At Graphymania, we see this firsthand with the teams we work with. AI-assisted tools like Figma Make don’t replace the judgement a trained designer brings to a product — but they do remove the dead time between “we have an idea” and “we can actually test it.” And in product design, that dead time is often the most expensive part of the process.
In Conclusion
Figma Make isn’t a gimmick layered on top of Figma. it’s a genuine shift in how the first draft of a product gets built. It reads your design system, respects your brand, and turns a written intent into a working prototype you can actually click through. However, the real value isn’t speed alone; it’s speed combined with control, because every step, from Plan Mode to point-and-edit, keeps a human decision in the loop. So if your team is still treating early prototypes as throwaway sketches, it’s worth rethinking that – because Figma Make can turn that sketch into something testable by the end of the day.

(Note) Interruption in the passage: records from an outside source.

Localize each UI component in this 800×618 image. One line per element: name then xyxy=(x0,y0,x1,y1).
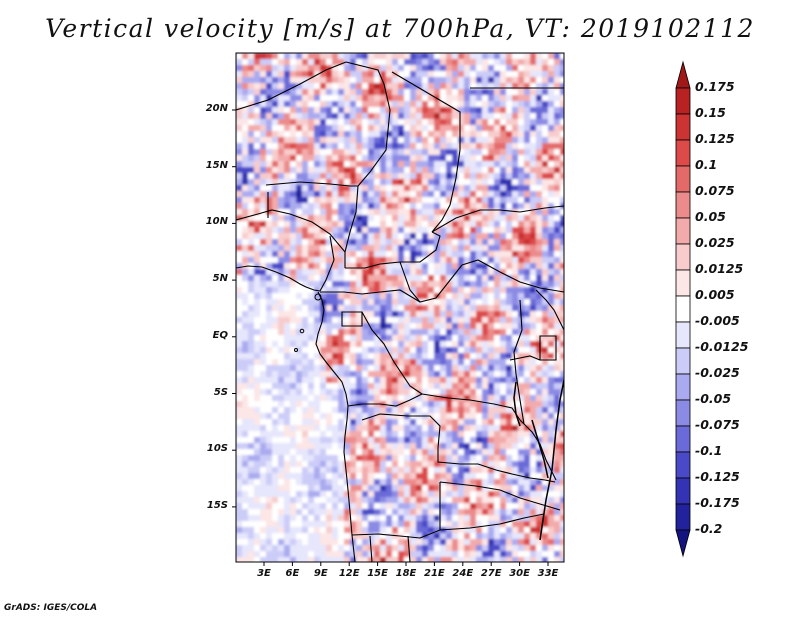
lake-outlines xyxy=(513,379,564,541)
colorbar-swatch xyxy=(675,60,691,89)
colorbar-label: 0.05 xyxy=(695,209,726,224)
colorbar-swatch xyxy=(675,451,691,479)
colorbar-swatch xyxy=(675,87,691,115)
colorbar-label: -0.1 xyxy=(695,443,723,458)
lon-label: 21E xyxy=(424,568,445,579)
colorbar-label: 0.005 xyxy=(695,287,735,302)
colorbar-label: -0.05 xyxy=(695,391,732,406)
colorbar-swatch xyxy=(675,529,691,558)
lon-label: 6E xyxy=(285,568,300,579)
lat-label: 5N xyxy=(212,273,228,285)
colorbar-label: 0.1 xyxy=(695,157,718,172)
colorbar-label: 0.15 xyxy=(695,105,726,120)
lon-label: 15E xyxy=(367,568,388,579)
colorbar-swatch xyxy=(675,399,691,427)
velocity-field xyxy=(236,53,564,562)
colorbar-swatch xyxy=(675,191,691,219)
colorbar-swatch xyxy=(675,243,691,271)
colorbar-label: -0.005 xyxy=(695,313,740,328)
lat-label: 20N xyxy=(205,103,228,114)
colorbar-swatch xyxy=(675,295,691,323)
lat-label: 5S xyxy=(213,386,228,398)
lon-label: 27E xyxy=(480,568,502,579)
colorbar-swatch xyxy=(675,165,691,193)
colorbar-label: 0.125 xyxy=(695,131,735,146)
colorbar-swatch xyxy=(675,139,691,167)
colorbar-label: 0.025 xyxy=(695,235,735,250)
colorbar-swatch xyxy=(675,269,691,297)
lon-label: 30E xyxy=(509,568,530,579)
colorbar-label: 0.0125 xyxy=(695,261,744,276)
lon-label: 33E xyxy=(537,568,559,579)
credit-text: GrADS: IGES/COLA xyxy=(4,603,98,613)
colorbar-swatch xyxy=(675,321,691,349)
colorbar-label: -0.125 xyxy=(695,469,740,484)
lat-label: 15S xyxy=(206,499,228,511)
colorbar-swatch xyxy=(675,347,691,375)
lat-label: 10S xyxy=(206,443,228,455)
colorbar xyxy=(675,60,691,558)
coastal-islands xyxy=(294,293,322,352)
colorbar-swatch xyxy=(675,477,691,505)
country-borders xyxy=(236,61,564,562)
colorbar-label: -0.175 xyxy=(695,495,740,510)
colorbar-label: -0.2 xyxy=(695,521,723,536)
colorbar-swatch xyxy=(675,217,691,245)
colorbar-swatch xyxy=(675,503,691,531)
lon-label: 9E xyxy=(313,568,328,579)
colorbar-label: -0.075 xyxy=(695,417,740,432)
colorbar-label: 0.175 xyxy=(695,79,735,94)
colorbar-swatch xyxy=(675,373,691,401)
colorbar-swatch xyxy=(675,113,691,141)
lon-label: 12E xyxy=(338,568,360,579)
lat-label: EQ xyxy=(212,329,228,341)
chart-title: Vertical velocity [m/s] at 700hPa, VT: 2… xyxy=(45,14,755,43)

"When prototypes become testable in hours instead of days, innovation stops waiting for execution."
MOHD ARMAN
FAQs
1. What is Figma Make?
Figma Make is an AI-powered design environment inside Figma that turns prompts, sketches, and files into working, code-based prototypes. Instead of producing static layouts, it generates interactive screens that respond to clicks, hovers, and real input.
2. Does Figma Make replace designers?
No. Figma Make runs on a human-in-the-loop model. It speeds up the first draft and handles repetitive structure, but every output still needs a designer’s judgement on usability, brand fit, and edge cases.
3. Can Figma Make use my existing design system?
Yes. Through Make Kits, Figma Make reads your existing libraries, style tokens, and npm packages, so generated screens follow your brand’s typography, colour, and spacing rules instead of generic defaults.
4. What is Plan Mode in Figma Make?
Plan Mode is a step where you define the structure and intent of a feature before Figma Make generates anything. It reduces the chance of the AI misreading your request and producing the wrong layout.
5. How is Figma Make different from a regular wireframe tool?
Traditional wireframe tools produce static, click-through mockups. Figma Make produces functional, code-backed prototypes that can handle real interactions, like form submissions and dynamic data loading, before a developer writes any code.